PwC’s Paul Griggs mention that stablecoin rules under the GENIUS Act are reinforcing self confidence in crypto and pushing the corporation further into tokenization.
PwC is going further into crypto after years of cautious engagement, with the Big 4-corporation saying the Trump administration’s shift on digital assets has given corporate America more room to act.
Paul Griggs, PwC’s US senior partner, told the Financial Times the corporation determined to “lean in” as Washington installed pro-crypto regulators and Congress advanced new rules for parts of the marketplace that banks and blue-chip corporations watch intently.
The change lands as stablecoins move from a niche tool for crypto traders towards mainstream payment plumbing.
Stablecoin Law And SEC Direction Pull Crypto Closer To Wall Street
President Donald Trump signed the GENIUS Act into law in July 2025, putting a federal framework for regulating fee stablecoins and opening the door for banks to issue their own tokens.
“The Genius Act and the regulatory rulemaking around stablecoin I anticipate will create more conviction around leaning into that product and that asset class,” Griggs stated. “The tokenization of things will absolutely keep to develop as well.

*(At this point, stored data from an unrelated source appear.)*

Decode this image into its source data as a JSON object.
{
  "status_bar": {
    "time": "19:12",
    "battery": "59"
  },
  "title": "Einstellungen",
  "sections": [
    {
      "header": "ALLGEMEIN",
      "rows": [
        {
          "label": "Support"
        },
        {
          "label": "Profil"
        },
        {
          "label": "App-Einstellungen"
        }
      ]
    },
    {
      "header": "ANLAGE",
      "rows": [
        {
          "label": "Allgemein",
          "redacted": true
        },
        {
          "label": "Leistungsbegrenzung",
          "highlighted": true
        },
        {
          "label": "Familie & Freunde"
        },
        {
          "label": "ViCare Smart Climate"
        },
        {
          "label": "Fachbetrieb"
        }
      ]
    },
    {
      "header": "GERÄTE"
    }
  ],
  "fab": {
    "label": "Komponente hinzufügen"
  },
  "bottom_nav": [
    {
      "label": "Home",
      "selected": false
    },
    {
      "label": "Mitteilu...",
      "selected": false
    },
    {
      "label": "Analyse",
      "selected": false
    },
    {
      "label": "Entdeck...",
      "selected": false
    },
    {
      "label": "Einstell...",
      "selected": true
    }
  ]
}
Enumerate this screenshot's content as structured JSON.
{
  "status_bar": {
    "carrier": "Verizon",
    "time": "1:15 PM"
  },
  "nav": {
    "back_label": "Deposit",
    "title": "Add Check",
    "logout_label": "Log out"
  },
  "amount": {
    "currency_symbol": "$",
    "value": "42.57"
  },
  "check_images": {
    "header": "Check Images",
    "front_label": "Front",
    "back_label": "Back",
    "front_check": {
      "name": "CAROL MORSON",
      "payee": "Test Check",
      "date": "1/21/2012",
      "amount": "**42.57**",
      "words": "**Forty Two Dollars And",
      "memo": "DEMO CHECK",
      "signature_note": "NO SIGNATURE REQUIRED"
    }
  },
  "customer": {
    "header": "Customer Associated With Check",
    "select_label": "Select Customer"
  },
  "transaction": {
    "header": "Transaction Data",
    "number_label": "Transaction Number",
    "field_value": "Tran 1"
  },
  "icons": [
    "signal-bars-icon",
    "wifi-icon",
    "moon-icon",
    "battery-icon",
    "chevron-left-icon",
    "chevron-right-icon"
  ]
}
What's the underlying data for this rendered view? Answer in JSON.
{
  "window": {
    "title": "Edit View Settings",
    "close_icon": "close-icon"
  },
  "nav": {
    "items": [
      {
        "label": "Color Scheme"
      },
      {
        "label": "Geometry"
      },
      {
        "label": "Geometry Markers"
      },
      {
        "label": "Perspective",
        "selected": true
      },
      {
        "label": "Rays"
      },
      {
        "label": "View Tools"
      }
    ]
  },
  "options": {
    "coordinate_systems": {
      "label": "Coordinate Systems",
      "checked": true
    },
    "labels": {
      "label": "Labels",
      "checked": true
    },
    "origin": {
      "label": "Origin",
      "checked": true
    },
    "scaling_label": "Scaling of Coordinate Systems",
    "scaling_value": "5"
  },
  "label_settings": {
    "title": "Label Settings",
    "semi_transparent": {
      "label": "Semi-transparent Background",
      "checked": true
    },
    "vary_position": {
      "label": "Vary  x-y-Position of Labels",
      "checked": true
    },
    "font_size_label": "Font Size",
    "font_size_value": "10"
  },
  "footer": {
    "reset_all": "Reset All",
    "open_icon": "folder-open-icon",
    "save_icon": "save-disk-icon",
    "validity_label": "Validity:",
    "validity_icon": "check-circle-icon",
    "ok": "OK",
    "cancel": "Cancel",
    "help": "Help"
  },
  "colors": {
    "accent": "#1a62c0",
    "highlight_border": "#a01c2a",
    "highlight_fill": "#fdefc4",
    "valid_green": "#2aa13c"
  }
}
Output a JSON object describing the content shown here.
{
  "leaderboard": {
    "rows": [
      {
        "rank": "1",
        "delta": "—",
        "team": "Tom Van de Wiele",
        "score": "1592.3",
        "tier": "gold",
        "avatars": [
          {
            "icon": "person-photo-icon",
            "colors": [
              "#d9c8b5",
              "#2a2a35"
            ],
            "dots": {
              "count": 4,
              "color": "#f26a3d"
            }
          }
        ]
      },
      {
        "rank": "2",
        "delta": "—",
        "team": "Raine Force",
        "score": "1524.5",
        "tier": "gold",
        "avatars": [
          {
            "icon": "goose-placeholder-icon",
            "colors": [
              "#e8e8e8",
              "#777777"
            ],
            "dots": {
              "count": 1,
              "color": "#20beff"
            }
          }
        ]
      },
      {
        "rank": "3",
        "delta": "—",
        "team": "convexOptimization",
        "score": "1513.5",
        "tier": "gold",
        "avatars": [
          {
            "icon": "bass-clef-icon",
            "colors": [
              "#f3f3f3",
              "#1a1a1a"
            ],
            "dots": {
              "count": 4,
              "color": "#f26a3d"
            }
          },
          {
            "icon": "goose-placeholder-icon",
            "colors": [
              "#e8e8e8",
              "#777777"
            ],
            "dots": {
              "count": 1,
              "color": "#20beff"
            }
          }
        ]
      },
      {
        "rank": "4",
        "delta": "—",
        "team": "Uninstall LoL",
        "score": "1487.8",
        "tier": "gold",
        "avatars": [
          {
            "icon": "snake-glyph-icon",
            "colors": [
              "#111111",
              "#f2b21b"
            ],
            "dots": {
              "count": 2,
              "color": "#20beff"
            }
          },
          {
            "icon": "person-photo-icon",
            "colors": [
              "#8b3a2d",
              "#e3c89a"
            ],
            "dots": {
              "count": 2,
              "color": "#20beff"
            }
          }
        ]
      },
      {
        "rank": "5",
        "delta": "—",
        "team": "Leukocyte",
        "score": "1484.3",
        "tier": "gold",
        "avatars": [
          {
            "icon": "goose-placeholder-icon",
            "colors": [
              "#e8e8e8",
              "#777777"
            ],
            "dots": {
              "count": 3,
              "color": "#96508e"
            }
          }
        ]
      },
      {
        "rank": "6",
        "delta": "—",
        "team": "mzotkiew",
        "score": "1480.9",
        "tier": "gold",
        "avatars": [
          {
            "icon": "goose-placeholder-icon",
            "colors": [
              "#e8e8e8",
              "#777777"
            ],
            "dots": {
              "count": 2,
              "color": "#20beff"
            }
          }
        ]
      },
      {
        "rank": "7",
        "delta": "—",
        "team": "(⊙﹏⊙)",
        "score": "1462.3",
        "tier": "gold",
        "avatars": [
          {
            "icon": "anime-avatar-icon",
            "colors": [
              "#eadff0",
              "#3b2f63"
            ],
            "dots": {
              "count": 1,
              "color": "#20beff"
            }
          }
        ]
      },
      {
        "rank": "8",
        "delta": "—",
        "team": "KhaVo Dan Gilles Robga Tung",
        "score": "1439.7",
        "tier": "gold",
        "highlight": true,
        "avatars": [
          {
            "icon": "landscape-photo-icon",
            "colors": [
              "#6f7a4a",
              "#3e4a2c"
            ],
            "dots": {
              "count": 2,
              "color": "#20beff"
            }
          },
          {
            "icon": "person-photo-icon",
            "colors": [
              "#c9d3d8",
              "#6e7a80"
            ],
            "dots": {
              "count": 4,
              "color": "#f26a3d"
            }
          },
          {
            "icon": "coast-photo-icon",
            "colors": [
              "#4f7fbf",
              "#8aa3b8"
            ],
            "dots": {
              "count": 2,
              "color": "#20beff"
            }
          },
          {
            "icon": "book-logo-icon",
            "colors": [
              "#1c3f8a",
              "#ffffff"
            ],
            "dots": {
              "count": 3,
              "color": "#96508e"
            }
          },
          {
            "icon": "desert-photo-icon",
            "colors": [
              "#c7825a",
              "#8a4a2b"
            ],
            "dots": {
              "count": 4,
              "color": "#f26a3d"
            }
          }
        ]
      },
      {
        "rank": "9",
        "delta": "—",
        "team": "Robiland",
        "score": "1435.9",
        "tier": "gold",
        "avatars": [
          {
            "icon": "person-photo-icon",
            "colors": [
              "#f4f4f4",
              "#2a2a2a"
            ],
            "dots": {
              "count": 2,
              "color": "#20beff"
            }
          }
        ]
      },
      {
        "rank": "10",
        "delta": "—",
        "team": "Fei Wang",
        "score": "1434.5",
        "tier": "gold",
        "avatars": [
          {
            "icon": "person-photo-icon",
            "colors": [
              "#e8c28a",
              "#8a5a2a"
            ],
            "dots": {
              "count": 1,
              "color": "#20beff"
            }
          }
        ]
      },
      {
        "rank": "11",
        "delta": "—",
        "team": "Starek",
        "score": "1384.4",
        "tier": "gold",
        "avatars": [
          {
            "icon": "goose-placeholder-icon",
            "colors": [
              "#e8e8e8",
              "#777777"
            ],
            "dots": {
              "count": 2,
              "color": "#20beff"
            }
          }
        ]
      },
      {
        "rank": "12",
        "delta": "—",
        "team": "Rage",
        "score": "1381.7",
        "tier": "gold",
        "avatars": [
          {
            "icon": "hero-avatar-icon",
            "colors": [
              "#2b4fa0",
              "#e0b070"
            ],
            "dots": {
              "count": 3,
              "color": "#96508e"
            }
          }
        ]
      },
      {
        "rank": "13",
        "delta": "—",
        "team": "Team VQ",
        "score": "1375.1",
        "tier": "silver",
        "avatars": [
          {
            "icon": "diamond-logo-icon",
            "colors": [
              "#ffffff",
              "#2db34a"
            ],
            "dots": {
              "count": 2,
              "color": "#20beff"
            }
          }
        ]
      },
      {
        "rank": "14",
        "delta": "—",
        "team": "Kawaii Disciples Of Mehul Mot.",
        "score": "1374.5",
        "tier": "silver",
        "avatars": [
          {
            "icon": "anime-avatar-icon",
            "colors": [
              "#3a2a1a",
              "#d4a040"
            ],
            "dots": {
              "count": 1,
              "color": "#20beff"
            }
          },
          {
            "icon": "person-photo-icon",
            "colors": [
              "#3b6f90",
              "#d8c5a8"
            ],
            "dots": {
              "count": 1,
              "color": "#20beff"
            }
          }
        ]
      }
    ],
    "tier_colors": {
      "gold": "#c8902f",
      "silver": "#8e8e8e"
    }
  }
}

PwC needs to be in that ecosystem.”
Regulation is likewise shifting at the Securities and Exchange Commission. Chair Paul Atkins has stated he wants clearer, more predictable rules for crypto markets, and Reuters stated the agency is working on new methods for the how tokens are issued, held and traded.
PwC sits at the centre of that requirement because it is one of the world’s largest professional services networks, best know auditing public corporation and advising executives on tax, deals, controls and risk.
Regulatory Comfort Spurs Demand For Audits And Token Expertise
As crypto products move into regulated finance, customers need auditors who can test reserves, governance and disclosure, and consultants who can map how tokenized cash and tokenized asset flow through real-world systems.
Until lately, the Big Four kept better hurdles for many crypto customers in the US, in part due to regulators signaled skepticism and the quarter carried reputational risk after repeated blowups.
Watchdogs have also long flagged customers protection issues and the use of digital assets in fraud and money laundering.
With the US policy mood turning friendlier, Griggs said PwC has been pitching crypto tech as a practical upgrade for payments, with stablecoins framed as a manner to make transfers faster and less expensive in corridors.
PwC Builds Crypto Bench Strength To Assist New Clients
PwC is likewise taking over audit work within the sector. Mara Holdings, a publicly traded bitcoin miner, assigned PwC as its auditor for the fiscal year ending Dec. 31, 2025, as per the corporation filing.
Griggs stated PwC also needed to construct capability earlier than taking over more work, inclusive of senior hires inclusive of Cheryl Lesnik.
“We are never going to lean right into a business that we haven’t geared up ourselves to supply,” he informed the FT. “Over the ultimate 10 to one year, as we’ve taken on more possibilities in that digital assets world, we’ve strengthened our resource pool inside and outside.”
The push isn’t always taking place in isolation. Deloitte has audited Coinbase since 2020, and KPMG has also been marketing digital asset compliance and risk services, as the Big Four position for a marketplace in which tokenization and regulated stablecoins pull traditional finance closer to crypto rails.